Community banks are very active in their communities and small businesses in particular have come to rely on that activity to support their businesses. Community bankers commonly contribute to local causes and organizations, while executives also serve on local boards. These are all important and effective ways to stay connected to a community and build deeper ties.
When it comes to marketing, there is another way of engaging with a community that can provide significant benefits to a community bank's store of good will. Known as "experiential" marketing, it has become a significant tool for community banks. For those who may not be totally familiar with the term, it is also known as "event," "on-ground," "live, "participation," or "direct engagement" marketing. In short, no matter what you call it, this sort of marketing is designed to engage customers and get them to participate more directly in your bank and brand.
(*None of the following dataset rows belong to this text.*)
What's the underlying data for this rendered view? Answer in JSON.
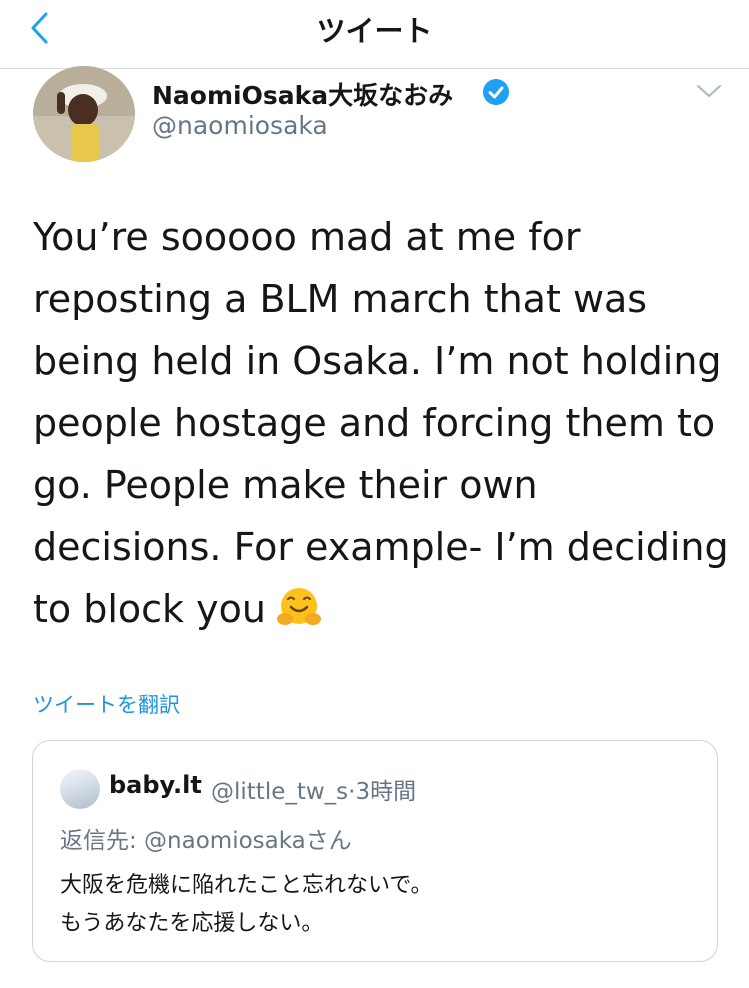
{
  "header": {
    "title": "ツイート",
    "back_icon": "chevron-left-icon"
  },
  "tweet": {
    "author": {
      "name": "NaomiOsaka大坂なおみ",
      "handle": "@naomiosaka",
      "verified": true
    },
    "text": "You’re sooooo mad at me for reposting a BLM march that was being held in Osaka. I’m not holding people hostage and forcing them to go. People make their own decisions. For example- I’m deciding to block you",
    "emoji": "hugging-face-emoji",
    "translate_label": "ツイートを翻訳"
  },
  "quoted_tweet": {
    "name": "baby.lt",
    "handle": "@little_tw_s",
    "separator": "·",
    "time": "3時間",
    "reply_to": "返信先: @naomiosakaさん",
    "lines": [
      "大阪を危機に陥れたこと忘れないで。",
      "もうあなたを応援しない。"
    ]
  },
  "colors": {
    "link": "#1b95e0",
    "secondary": "#657786",
    "border": "#ccd6dd",
    "verified": "#1da1f2"
  }
}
According to the Event Marketing Institute, 72% of consumers say they have a positive impression of brands that provide quality events and experiences. Also, 74% say that participating in branded events or experiences makes them more likely to do business with a company. Finally, almost every participant in a quality branded event will create social media content out of it and then share that content with others.
That kind of marketing success is rare through other methods, which is why a bank like Citi participates in about 11,000 events each year.
Another bank heavily involved in this sort of marketing is TD Bank. It has a multi-faceted experiential marketing effort that not only involves events, but also little perks for customers like free pizza. One of its largest most recent campaigns was offering to give 24 customers in 24 different cities $30,000 each to spend on community projects of their choice. The campaign was run through social media and brought in thousands of submissions. The winners used the money for things like installing handicap-accessible ramps and buying equipment for a local football team. The YouTube video of the campaign drew about 5mm viewers and 5,000 new Facebook likes.
For community banks trying to build stronger relationships and more engaged customers, experiential marketing represents a tool that can pay big dividends. The biggest banks commonly use it and might appear to have an advantage, but we beg to differ. Of course, a giant bank like Citi, for example, can partner with top-tier professional athletes in programs aimed at youth and get a lot of traction in an instant, but that does not mean community banks are left out in the cold here.
Certainly, community banks may not be able to duplicate the level of celebrity marketing available to banks in major metro areas. However, even community banks can play the game on a reduced scale by partnering with local minor league teams or colleges to produce similar experiential campaigns. There are plenty of opportunities to engage in small initiatives like giving away pizza or coffee that cost little but engage customers. When it rains, for instance, your bank might give away umbrellas that carry the bank logo. These are only a few easy but useful ways to interact on an even deeper basis with your community.
For community bankers struggling to connect with millennials, experiential marketing also provides an alternative to traditional advertising. After all, millennials tend to dislike and shun such marketing so an alternative is needed. Citi, for example, has noted that its experiential marketing has helped it connect with hard-to-impress millennials and community banks can too.
Through experiential marketing, community bankers can insert their businesses into the lives of their customers. Sometimes the experience can be of significant impact and sometimes it can be as simple as a providing a cup of coffee in the morning. No matter what you call it, this sort of marketing helps to create buzz and enhance the connection between your bank and its customers.